THE Reserve Bank appears to have become more cautious about the Australian economy just as conditions in Europe and the US show signs of improvement.
The RBA's statement on monetary policy, released on Friday, shows the central bank has slightly reduced its forecast for economic growth for 2013, with unemployment expected to drift gradually higher. The comments follow the central bank this week opting to keep official cash rates at a 3-year low of 3 per cent.
The RBA also damped mortgage holders' hopes that variable mortgage rates would fall independent of further official cuts to the cash rate, given recent falls in bank wholesale funding costs were expected to "take some time" to filter through to overall bank funding costs.

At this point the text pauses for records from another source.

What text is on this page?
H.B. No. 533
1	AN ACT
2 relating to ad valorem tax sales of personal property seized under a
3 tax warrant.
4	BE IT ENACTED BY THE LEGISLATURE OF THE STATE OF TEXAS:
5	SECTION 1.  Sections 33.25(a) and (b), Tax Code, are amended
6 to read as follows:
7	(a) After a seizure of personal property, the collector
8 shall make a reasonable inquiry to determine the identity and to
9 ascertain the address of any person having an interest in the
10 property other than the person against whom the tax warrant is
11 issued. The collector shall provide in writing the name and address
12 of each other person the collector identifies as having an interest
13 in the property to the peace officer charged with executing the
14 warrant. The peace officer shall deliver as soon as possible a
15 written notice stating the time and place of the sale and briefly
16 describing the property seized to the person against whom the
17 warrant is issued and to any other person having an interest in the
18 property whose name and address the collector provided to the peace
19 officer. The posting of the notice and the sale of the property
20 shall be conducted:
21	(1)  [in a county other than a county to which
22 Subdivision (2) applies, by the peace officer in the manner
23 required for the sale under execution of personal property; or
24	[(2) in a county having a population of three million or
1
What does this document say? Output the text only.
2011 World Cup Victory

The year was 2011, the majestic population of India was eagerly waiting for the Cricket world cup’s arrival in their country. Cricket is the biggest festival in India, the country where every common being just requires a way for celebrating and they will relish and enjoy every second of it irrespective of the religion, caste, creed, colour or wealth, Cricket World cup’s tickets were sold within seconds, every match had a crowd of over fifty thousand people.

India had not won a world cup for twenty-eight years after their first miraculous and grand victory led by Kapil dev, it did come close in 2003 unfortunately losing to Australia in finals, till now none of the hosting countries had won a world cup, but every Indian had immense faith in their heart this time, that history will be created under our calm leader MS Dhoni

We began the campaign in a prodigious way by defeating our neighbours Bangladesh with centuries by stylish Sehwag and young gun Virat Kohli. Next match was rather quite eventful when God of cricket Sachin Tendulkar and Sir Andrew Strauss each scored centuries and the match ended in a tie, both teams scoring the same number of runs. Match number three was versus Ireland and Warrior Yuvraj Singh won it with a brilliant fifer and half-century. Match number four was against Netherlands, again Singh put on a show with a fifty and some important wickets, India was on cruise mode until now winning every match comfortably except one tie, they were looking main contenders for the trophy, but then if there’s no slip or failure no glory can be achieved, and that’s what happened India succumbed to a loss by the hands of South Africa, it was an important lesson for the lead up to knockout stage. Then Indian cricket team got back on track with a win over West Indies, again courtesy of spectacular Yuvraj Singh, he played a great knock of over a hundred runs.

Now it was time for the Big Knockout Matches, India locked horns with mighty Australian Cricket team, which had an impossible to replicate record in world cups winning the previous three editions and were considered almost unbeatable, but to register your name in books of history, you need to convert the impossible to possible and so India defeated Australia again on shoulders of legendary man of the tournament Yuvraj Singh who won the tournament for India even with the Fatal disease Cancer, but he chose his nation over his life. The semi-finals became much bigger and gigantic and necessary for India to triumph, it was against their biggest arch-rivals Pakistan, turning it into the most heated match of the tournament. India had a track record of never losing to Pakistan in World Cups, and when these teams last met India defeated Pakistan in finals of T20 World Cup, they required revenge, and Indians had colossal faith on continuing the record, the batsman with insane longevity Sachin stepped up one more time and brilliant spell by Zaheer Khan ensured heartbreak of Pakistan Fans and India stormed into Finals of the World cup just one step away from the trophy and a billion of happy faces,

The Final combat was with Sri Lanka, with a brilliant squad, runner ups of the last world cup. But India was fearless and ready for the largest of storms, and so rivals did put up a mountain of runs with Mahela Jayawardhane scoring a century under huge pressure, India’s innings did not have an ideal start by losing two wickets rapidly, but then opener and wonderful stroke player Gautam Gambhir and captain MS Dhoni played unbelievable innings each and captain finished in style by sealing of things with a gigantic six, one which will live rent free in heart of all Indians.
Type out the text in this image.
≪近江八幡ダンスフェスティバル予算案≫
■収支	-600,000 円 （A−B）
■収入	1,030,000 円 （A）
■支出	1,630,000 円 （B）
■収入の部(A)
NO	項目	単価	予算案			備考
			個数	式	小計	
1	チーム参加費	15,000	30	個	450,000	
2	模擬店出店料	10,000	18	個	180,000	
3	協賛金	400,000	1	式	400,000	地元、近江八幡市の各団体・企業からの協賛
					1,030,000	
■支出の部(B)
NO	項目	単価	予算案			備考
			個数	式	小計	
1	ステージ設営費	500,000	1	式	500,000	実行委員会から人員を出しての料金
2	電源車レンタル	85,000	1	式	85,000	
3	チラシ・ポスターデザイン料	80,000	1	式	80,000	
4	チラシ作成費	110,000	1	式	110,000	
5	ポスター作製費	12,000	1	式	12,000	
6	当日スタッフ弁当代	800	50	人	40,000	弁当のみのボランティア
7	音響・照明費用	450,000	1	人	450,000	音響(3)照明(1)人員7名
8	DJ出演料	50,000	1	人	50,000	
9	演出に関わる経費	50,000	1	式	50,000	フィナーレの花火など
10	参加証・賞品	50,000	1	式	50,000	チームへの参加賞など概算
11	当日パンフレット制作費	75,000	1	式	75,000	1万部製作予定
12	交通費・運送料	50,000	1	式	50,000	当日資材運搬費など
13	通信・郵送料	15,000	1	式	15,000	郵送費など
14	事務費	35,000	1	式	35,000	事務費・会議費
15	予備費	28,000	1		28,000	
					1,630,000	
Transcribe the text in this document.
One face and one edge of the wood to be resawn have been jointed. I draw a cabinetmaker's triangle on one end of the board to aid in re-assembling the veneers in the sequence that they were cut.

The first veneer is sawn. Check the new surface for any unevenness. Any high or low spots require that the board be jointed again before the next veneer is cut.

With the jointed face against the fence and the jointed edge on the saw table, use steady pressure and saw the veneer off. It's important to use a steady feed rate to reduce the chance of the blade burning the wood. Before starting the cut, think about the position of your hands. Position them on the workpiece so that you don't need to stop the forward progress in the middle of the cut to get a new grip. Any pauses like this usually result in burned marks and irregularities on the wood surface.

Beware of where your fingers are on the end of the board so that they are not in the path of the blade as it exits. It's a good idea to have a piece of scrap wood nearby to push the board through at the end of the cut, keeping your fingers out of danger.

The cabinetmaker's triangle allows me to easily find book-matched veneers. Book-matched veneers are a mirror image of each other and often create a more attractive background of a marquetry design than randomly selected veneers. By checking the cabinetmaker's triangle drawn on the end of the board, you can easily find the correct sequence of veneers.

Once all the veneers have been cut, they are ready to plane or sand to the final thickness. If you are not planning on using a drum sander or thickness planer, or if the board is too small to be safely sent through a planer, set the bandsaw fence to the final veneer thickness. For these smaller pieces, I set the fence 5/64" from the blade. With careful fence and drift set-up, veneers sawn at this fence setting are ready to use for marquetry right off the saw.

At the same time, the competition for domestic deposits remained high, the RBA said.
While the average interest rate on the big banks' short-term deposits had fallen by about 25 basis points in the past three months, roughly in line with the cash rate, the interest rates for longer-term deposits eased by about 10 basis points as banks fought to keep customers, the RBA noted.
The Reserve Bank's observations came as ANZ said it would keep its variable mortgage interest rates on hold at 6.4 per cent in its first review of the year.
Australian Bankers' Association chief executive Steve Munchenburg said it would take a long time before any improvements in wholesale funding improved the overall funding situation.
"It's certainly way too early to talk about what the banks might do about that," Mr Munchenburg said, adding that mortgages were already at near-record lows.
The Australian dollar, which has weakened against major currencies this week, was sold off a further 20 basis points on Friday to a low of $US1.0256 after the RBA's statement was released.
By close on Friday it had lifted to $US1.0288 on solid Chinese exports data.
Even so, the historically high exchange rate was also helping to contain inflation within the RBA's target band of 2-3 per cent.
Economists said the RBA statement showed another rate cut was likely to be on the cards.
"The RBA has downgraded its economic growth outlook to a greater extent than we expected, as it continues to see inflation as remaining consistent with its target," Alvin Pontoh, TD Securities' Asia-Pacific macro strategist, said.
"This combination gives substance to RBA's comments on Tuesday that 'the inflation outlook affords scope for further easing if judged necessary', leaving the door wide open for a rate cut."
In preparing its domestic forecasts, the RBA assumed that the exchange rate would remain at its current high level over the forecast period, around $US1.03, and that the price for Brent oil would remain at $US113 per barrel. It also assumed that the cash rate would remain unchanged over the rest of the forecast period, at 3 per cent, following the 25 basis points cut in December.